Westfriesische Inseln (04.06.-11.06.)

Holland, wir kommen!

Die ‘Orion’ ist alles andere als reisefertig, als wir nach den umfangreichen Arbeiten des vergangenen Winters zum ersten richtigen Törn aufbrechen; im Salon fehlen noch sämtliche Oberschränke, die Toilette ist nur provisorisch festgeschraubt, und bis zum letzten Abend werden noch Kabel gelötet. Aber als wir gegen 08:30 ausgeschleust haben und bei prächtigem Sonnenschein auf der Ems unterwegs sind, löst sich nach und nach der Stress, und die Stimmung steigt – bis der Motortemperaturalarm ertönt! Wäre ja auch zu schön gewesen … also schnell den Motor aus und die Segel hoch – der Wind passt sogar zufällig … aber was ist das, das Groß will nicht den Mast hinauf, die Rutscher verhaken sich an der Einfädelstelle … ein Problem kommt selten allein. Nach längerem Kampf mit dem Beschlag können wir dann aber doch den Rest der Strecke bis Borkum unter Segeln zurücklegen und machen gegen 18 Uhr an der Schwimmbrücke fest. Die Fehlersuche am Motor ergibt keine erkennbaren Probleme – sollte sich etwa bei den ganzen Arbeiten im Winter nur der Auslöseschwellwert am Steuerpanel verstellt haben? Bei 85° liegt doch noch kein Grund zur Panik vor – also, das Potentiometer etwas höher getrimmt, und mal sehen was der nächste Tag bringt …

Zunächst einmal Sonne, blauen Himmel und perfekten Wind: bei 7 – 8 Knoten rauscht die ‘Orion’ unter Gennaker gen Westen. Die Sonne verschwindet aber recht bald in einem dichten Wolkenfeld, und nach nur 18 Seemeilen erreichen wir Lauwersoog bei mäßiger Sicht und sehr frischen Temperaturen. Der Hafen an sich ist nicht gerade sehr reizvoll, aber die Duschen sind sauber und modern, und die große Fischereiflotte sorgt für ein schmackhaftes Abendessen.

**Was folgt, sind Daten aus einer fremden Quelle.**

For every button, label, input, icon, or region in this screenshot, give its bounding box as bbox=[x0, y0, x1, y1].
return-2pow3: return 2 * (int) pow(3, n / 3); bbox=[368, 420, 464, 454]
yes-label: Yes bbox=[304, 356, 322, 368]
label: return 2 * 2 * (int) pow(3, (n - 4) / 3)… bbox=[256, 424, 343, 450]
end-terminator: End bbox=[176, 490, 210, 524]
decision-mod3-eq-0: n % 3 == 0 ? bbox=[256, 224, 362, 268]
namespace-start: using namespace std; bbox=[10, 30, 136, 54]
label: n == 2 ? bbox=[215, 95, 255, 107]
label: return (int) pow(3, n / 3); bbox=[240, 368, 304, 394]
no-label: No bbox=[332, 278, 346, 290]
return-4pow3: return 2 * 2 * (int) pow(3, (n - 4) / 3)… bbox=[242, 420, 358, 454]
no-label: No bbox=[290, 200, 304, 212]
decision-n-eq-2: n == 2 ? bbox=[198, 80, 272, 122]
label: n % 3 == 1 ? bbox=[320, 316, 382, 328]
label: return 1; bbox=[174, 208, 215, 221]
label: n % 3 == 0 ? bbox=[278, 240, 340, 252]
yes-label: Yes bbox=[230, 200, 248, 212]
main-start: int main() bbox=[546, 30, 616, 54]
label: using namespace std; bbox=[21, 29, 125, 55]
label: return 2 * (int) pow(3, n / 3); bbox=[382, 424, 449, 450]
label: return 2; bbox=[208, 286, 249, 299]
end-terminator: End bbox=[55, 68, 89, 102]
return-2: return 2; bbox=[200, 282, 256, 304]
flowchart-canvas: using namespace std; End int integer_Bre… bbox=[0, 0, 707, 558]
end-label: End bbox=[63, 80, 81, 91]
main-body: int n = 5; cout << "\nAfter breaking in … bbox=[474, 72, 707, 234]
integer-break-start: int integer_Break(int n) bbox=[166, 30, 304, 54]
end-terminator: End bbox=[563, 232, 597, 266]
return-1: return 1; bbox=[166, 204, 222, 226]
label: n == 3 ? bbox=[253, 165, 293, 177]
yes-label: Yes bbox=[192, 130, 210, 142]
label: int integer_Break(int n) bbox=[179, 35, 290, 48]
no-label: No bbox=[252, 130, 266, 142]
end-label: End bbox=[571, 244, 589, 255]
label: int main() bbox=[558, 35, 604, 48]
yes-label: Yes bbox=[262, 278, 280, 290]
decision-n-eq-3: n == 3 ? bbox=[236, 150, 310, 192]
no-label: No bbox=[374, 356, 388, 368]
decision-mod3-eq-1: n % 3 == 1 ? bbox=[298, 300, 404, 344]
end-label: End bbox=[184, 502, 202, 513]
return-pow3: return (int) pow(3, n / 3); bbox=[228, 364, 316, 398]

Am nächsten Tag geht es zeitig los, denn heute sind 58 Seemeilen zu bewältigen – ein stationäres Hoch über der Nordsee bringt uns mit einem beständigen, frischen Nordost die idealen Voraussetzungen dafür. Nur kalt ist es! Die Tageshöchsttemperatur erreicht nicht den zweistelligen Bereich – sollte das nicht ein Sommerurlaub werden?!?

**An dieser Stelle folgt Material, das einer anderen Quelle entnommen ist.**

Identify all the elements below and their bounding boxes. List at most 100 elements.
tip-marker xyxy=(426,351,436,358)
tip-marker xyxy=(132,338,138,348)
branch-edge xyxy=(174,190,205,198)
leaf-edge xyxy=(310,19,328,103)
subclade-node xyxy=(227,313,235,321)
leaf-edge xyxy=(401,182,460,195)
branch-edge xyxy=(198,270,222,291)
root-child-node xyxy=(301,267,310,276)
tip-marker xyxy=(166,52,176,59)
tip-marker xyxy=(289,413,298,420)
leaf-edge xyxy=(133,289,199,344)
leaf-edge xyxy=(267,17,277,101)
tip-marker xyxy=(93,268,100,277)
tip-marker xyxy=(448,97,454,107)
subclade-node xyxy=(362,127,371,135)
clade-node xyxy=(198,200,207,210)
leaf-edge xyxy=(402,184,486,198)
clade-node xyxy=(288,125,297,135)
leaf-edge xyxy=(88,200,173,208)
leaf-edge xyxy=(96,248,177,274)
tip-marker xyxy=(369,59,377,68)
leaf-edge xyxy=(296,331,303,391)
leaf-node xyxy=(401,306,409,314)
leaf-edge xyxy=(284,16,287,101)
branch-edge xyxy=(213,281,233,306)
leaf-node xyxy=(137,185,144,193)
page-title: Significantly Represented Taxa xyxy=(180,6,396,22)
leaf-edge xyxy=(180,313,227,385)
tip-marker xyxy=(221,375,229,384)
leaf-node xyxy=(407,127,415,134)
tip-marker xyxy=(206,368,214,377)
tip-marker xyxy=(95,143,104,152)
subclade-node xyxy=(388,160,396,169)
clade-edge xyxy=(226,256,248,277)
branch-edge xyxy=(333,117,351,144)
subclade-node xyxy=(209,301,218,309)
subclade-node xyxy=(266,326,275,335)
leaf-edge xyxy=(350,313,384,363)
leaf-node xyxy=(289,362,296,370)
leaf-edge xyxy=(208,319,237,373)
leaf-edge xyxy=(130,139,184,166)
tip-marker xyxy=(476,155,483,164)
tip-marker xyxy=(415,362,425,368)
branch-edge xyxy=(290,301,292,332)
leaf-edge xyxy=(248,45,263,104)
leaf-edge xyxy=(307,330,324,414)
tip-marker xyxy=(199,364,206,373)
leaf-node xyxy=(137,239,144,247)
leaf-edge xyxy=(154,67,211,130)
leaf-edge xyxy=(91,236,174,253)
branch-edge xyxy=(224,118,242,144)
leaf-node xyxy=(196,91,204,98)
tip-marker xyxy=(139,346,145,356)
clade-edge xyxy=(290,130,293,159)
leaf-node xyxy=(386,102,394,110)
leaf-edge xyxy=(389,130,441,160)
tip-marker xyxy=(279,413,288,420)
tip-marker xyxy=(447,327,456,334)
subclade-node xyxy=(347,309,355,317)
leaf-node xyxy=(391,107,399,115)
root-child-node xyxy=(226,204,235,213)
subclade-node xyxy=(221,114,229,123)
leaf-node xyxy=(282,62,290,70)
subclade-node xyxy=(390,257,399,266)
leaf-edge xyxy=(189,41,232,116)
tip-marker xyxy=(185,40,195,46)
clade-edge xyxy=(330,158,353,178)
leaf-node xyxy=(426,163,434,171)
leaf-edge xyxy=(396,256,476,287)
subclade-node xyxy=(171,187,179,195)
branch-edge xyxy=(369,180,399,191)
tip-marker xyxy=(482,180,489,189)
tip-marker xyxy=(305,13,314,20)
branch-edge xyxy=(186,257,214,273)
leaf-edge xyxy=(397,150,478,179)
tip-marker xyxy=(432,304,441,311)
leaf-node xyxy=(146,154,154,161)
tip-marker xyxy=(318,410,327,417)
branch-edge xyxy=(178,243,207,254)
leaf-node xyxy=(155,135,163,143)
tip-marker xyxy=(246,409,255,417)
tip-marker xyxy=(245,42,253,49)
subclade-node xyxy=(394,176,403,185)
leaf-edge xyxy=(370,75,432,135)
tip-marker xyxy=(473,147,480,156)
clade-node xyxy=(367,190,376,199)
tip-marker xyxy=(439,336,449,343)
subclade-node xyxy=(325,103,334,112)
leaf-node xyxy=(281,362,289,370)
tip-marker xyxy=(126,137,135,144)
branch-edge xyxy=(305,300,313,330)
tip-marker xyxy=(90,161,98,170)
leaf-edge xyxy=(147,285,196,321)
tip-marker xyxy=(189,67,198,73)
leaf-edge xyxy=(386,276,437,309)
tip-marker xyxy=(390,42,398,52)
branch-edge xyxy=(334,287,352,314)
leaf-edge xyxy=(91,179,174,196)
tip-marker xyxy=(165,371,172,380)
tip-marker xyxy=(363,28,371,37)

Den ganzen Tag fahren wir mehr oder weniger parallel zu einem kleinen Boot mit zwei älteren Herren aus Bonn, die spät am vergangenen Abend noch in Lauwersoog angekommen waren – aus Helgoland … Respekt, die sind noch ganz schön fit!

Wir machen so gut Fahrt, dass wir sogar später die Segel etwas verkleinern, um nicht noch bei ablaufendem Wasser Vlieland anzulaufen; dann sind wir aber auch froh endlich da zu sein, das Herumfliegen der halben Bootseinrichtung im Geschaukel des Raumwindkurses zerrt doch an den Nerven.

Im idyllischen Dorf auf Vlieland

Am folgenden Tag gönnen wir uns eine Segelpause, um die Insel zu erkunden. Vlieland ist wirklich reizend: wir laufen am Strand bis zum Café ‘Posthuis’, welches zur Stärkung Appelgebak mit warmer Cranberrysauce bietet. Der Rückweg führt zunächst durch abwechselnde Wald- und Dünenabschnitte und bietet immer wieder schöne Aussichten aufs Wattenmeer; vorm Dorf besteigen wir noch den (für eine kleine Sandinsel) beeindruckend hohen Leuchtturmberg und verwöhnen uns schließlich nach 20 km Fußmarsch noch mit einer großen Portion Kibbeling.

Eigentlich sollte es am folgenden Tag schon weiter nach Texel gehen, aber der Wind blies so stark und kalt, dass wir es vorgezogen haben, einen weiteren Tag zu bleiben – nach der doch recht sportlichen Wanderung des Vortages war ein fauler Tag an Bord auch ganz willkommen.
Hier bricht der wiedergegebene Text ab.